• cutaneous T-cell lymphoma;
  • extracorporeal photochemotherapy;
  • immunotherapy;
  • photopheresis;
  • Sézary syndrome

ABSTRACT:  Photopheresis or extracorporeal photochemotherapy (ECP) is an immunomodulating procedure that has been available for the treatment of cutaneous T-cell lymphoma (CTCL) since 1987. A concentrated white blood cell (WBC) sample spiked with 8-methoxypsoralen (methoxsalen) is exposed to an ultraviolet A light source, then all blood components are returned to the patient. Treatment of mycosis fungoides (MF) and Sézary syndrome (SS) with ECP has been reported in over 400 patients. The combined overall response rate for all stages of CTCL is 55.7% (244 out of 438) with 17.6% (77 out of 438) achieving a complete response.
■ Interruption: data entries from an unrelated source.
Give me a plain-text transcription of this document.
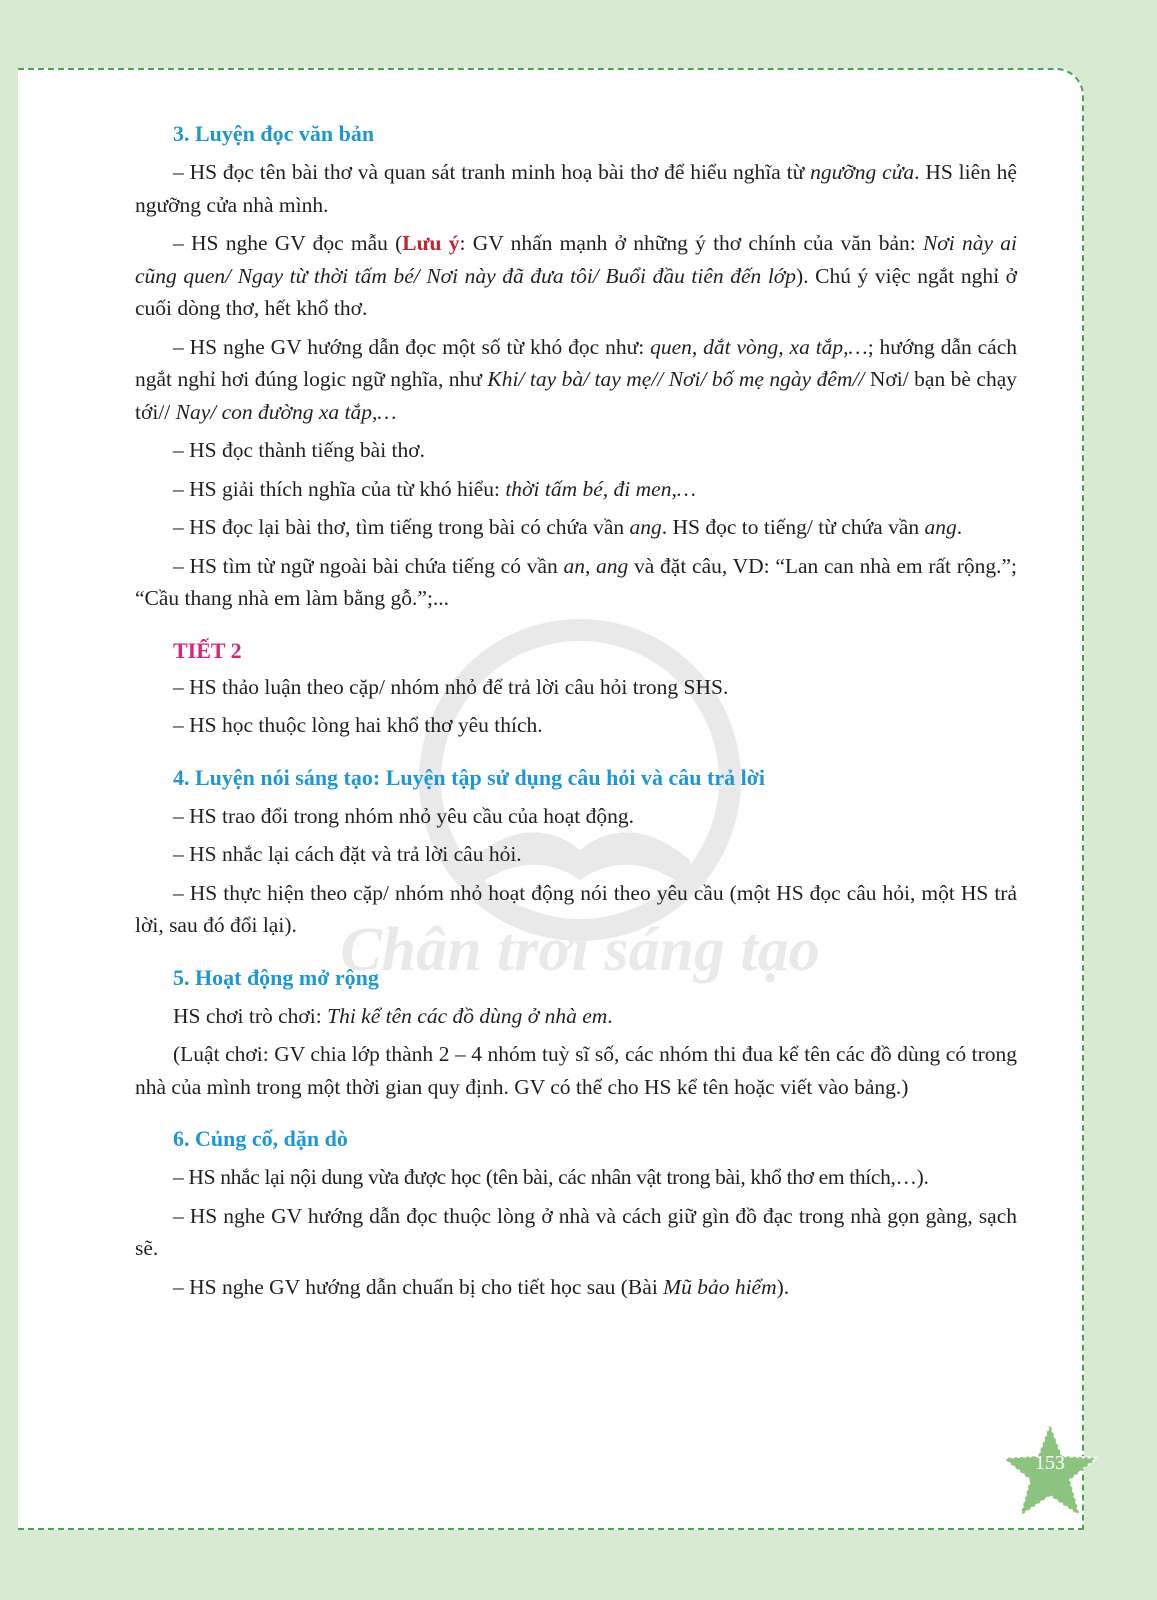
3. Luyện đọc văn bản
– HS đọc tên bài thơ và quan sát tranh minh hoạ bài thơ để hiểu nghĩa từ ngưỡng cửa. HS liên hệ ngưỡng cửa nhà mình.
– HS nghe GV đọc mẫu (Lưu ý: GV nhấn mạnh ở những ý thơ chính của văn bản: Nơi này ai cũng quen/ Ngay từ thời tấm bé/ Nơi này đã đưa tôi/ Buổi đầu tiên đến lớp). Chú ý việc ngắt nghỉ ở cuối dòng thơ, hết khổ thơ.
– HS nghe GV hướng dẫn đọc một số từ khó đọc như: quen, dắt vòng, xa tắp,…; hướng dẫn cách ngắt nghỉ hơi đúng logic ngữ nghĩa, như Khi/ tay bà/ tay mẹ// Nơi/ bố mẹ ngày đêm// Nơi/ bạn bè chạy tới// Nay/ con đường xa tắp,…
– HS đọc thành tiếng bài thơ.
– HS giải thích nghĩa của từ khó hiểu: thời tấm bé, đi men,…
– HS đọc lại bài thơ, tìm tiếng trong bài có chứa vần ang. HS đọc to tiếng/ từ chứa vần ang.
– HS tìm từ ngữ ngoài bài chứa tiếng có vần an, ang và đặt câu, VD: “Lan can nhà em rất rộng.”; “Cầu thang nhà em làm bằng gỗ.”;...
TIẾT 2
– HS thảo luận theo cặp/ nhóm nhỏ để trả lời câu hỏi trong SHS.
– HS học thuộc lòng hai khổ thơ yêu thích.
4. Luyện nói sáng tạo: Luyện tập sử dụng câu hỏi và câu trả lời
– HS trao đổi trong nhóm nhỏ yêu cầu của hoạt động.
– HS nhắc lại cách đặt và trả lời câu hỏi.
– HS thực hiện theo cặp/ nhóm nhỏ hoạt động nói theo yêu cầu (một HS đọc câu hỏi, một HS trả lời, sau đó đổi lại).
5. Hoạt động mở rộng
HS chơi trò chơi: Thi kể tên các đồ dùng ở nhà em.
(Luật chơi: GV chia lớp thành 2 – 4 nhóm tuỳ sĩ số, các nhóm thi đua kể tên các đồ dùng có trong nhà của mình trong một thời gian quy định. GV có thể cho HS kể tên hoặc viết vào bảng.)
6. Củng cố, dặn dò
– HS nhắc lại nội dung vừa được học (tên bài, các nhân vật trong bài, khổ thơ em thích,…).
– HS nghe GV hướng dẫn đọc thuộc lòng ở nhà và cách giữ gìn đồ đạc trong nhà gọn gàng, sạch sẽ.
– HS nghe GV hướng dẫn chuẩn bị cho tiết học sau (Bài Mũ bảo hiểm).
153
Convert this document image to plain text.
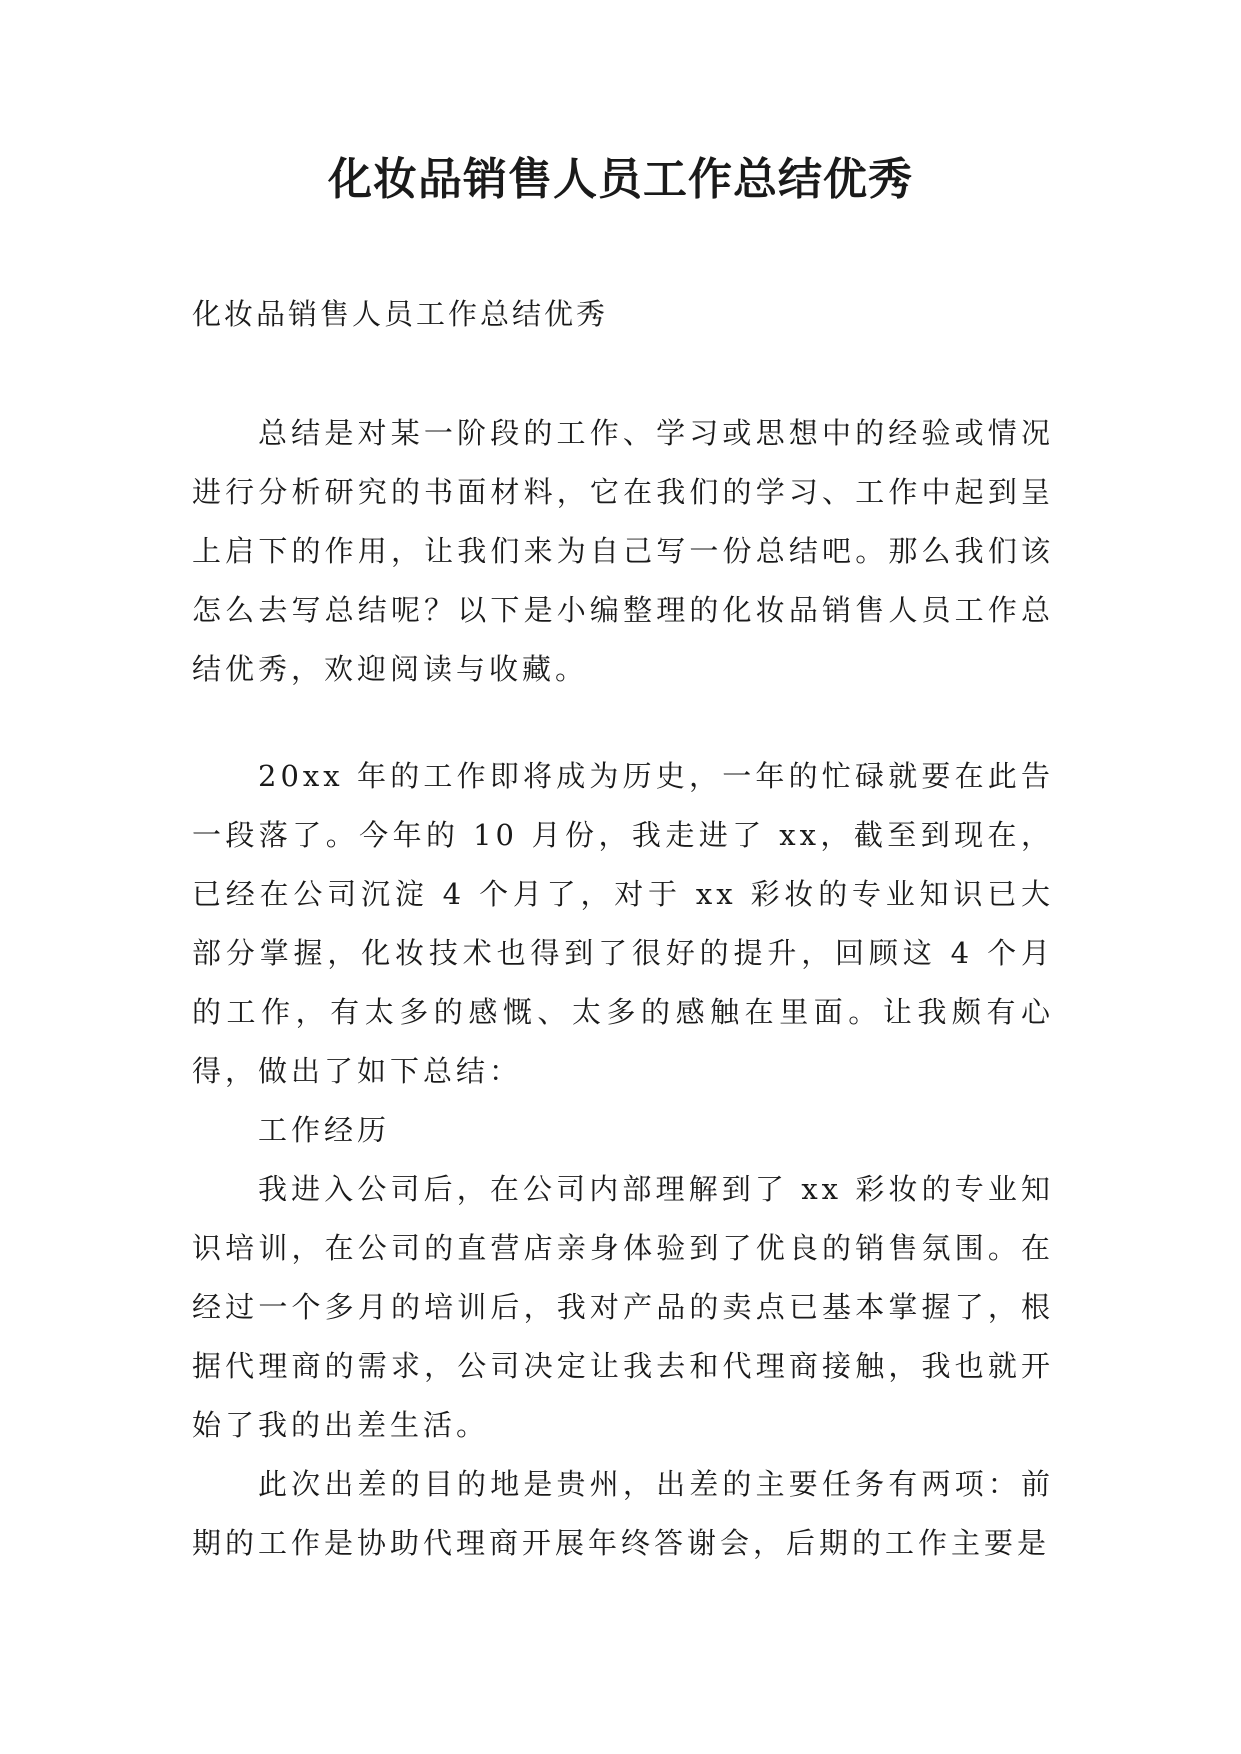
化妆品销售人员工作总结优秀
化妆品销售人员工作总结优秀

总结是对某一阶段的工作、学习或思想中的经验或情况进行分析研究的书面材料，它在我们的学习、工作中起到呈上启下的作用，让我们来为自己写一份总结吧。那么我们该怎么去写总结呢？以下是小编整理的化妆品销售人员工作总结优秀，欢迎阅读与收藏。

20xx 年的工作即将成为历史，一年的忙碌就要在此告一段落了。今年的 10 月份，我走进了 xx，截至到现在，已经在公司沉淀 4 个月了，对于 xx 彩妆的专业知识已大部分掌握，化妆技术也得到了很好的提升，回顾这 4 个月的工作，有太多的感慨、太多的感触在里面。让我颇有心得，做出了如下总结：

工作经历

我进入公司后，在公司内部理解到了 xx 彩妆的专业知识培训，在公司的直营店亲身体验到了优良的销售氛围。在经过一个多月的培训后，我对产品的卖点已基本掌握了，根据代理商的需求，公司决定让我去和代理商接触，我也就开始了我的出差生活。

此次出差的目的地是贵州，出差的主要任务有两项：前期的工作是协助代理商开展年终答谢会，后期的工作主要是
Efficacy in treating certain clinical stages (IB, IIA, III and IVA) and skin stages (T2 and T4) of MF and SS is favorable, although randomized trials comparing ECP to other standard therapies are needed. The use of ECP to treat early stage patients remains controversial. Efforts to establish the effectiveness of combining ECP with other newer immunoadjuvant therapies and modifications of the procedure to enhance immunomodulation are exciting prospects for patients with CTCL.